What do i miss here?


#2

Or maybe a better question: What has happened if cfunction returns a pointer to 0?


#3

It looks like your code is not actually safe for precompilation. You can read all about it here: https://docs.julialang.org/en/v1/manual/modules/index.html#Module-initialization-and-precompilation-1 but the general idea is that there’s no guarantee that a raw pointer (like a pointer to a c function) will be valid both when the module is precompiled and later on when the module is loaded, perhaps by an entirely different Julia process.

There is an example in the manual (in the section I linked) that shows an easy way of resolving the problem by changing:

surf_create_c = @cfunction(...)

into:

const surf_create_c = Ref{Ptr{Cvoid}}(0)

function __init__()
  surf_create_c[] = @cfunction(...)
end

This will cause the raw pointer to be computed when the module is loaded (i.e. when that pointer is valid) rather than when the module is precompiled.
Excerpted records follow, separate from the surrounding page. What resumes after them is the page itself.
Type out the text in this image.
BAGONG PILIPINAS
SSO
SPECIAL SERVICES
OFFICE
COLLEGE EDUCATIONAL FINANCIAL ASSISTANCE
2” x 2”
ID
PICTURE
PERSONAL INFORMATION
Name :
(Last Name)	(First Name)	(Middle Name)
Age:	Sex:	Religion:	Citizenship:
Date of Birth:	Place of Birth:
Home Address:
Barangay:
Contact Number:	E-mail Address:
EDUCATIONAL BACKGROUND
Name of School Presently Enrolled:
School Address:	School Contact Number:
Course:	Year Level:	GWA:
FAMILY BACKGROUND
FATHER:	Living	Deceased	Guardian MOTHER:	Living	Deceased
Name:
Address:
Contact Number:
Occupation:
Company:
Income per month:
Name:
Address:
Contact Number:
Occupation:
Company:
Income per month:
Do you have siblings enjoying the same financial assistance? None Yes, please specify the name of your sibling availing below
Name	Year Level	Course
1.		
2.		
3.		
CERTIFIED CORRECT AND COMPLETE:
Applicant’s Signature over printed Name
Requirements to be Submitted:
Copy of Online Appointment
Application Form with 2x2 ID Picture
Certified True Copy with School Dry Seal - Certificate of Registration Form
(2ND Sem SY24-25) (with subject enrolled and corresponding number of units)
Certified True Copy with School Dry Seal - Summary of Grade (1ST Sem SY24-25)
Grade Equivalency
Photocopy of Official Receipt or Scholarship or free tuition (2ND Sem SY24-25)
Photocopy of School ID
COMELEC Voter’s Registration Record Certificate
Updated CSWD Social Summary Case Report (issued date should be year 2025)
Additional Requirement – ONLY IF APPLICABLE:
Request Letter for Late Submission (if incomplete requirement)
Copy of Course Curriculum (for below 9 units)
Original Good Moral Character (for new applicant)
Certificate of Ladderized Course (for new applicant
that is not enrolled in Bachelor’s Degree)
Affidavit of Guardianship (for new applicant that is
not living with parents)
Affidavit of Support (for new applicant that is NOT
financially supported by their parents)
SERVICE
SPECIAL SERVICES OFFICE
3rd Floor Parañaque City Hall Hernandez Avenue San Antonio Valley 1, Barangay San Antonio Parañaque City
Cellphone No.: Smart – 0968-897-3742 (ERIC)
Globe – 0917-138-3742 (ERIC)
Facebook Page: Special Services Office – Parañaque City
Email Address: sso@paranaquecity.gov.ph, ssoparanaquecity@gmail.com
You just need to also change any usages of surf_create_c into surf_create_c[].

Note also that the cost declaration is not necessary for correctness here, but it will significantly improve the performance of any code that uses surf_create_c, since it avoids the performance penalty of non-const global variables.


#4

Thank you. I couldn’t test it by now, but it looks reasonable and is far away from what i assumed the solution to be.

Two questions:
Shouldn’t any cfunction only be resolved at initialization time?
Is it an issue of julia of not put out a warning, but just assign a 0?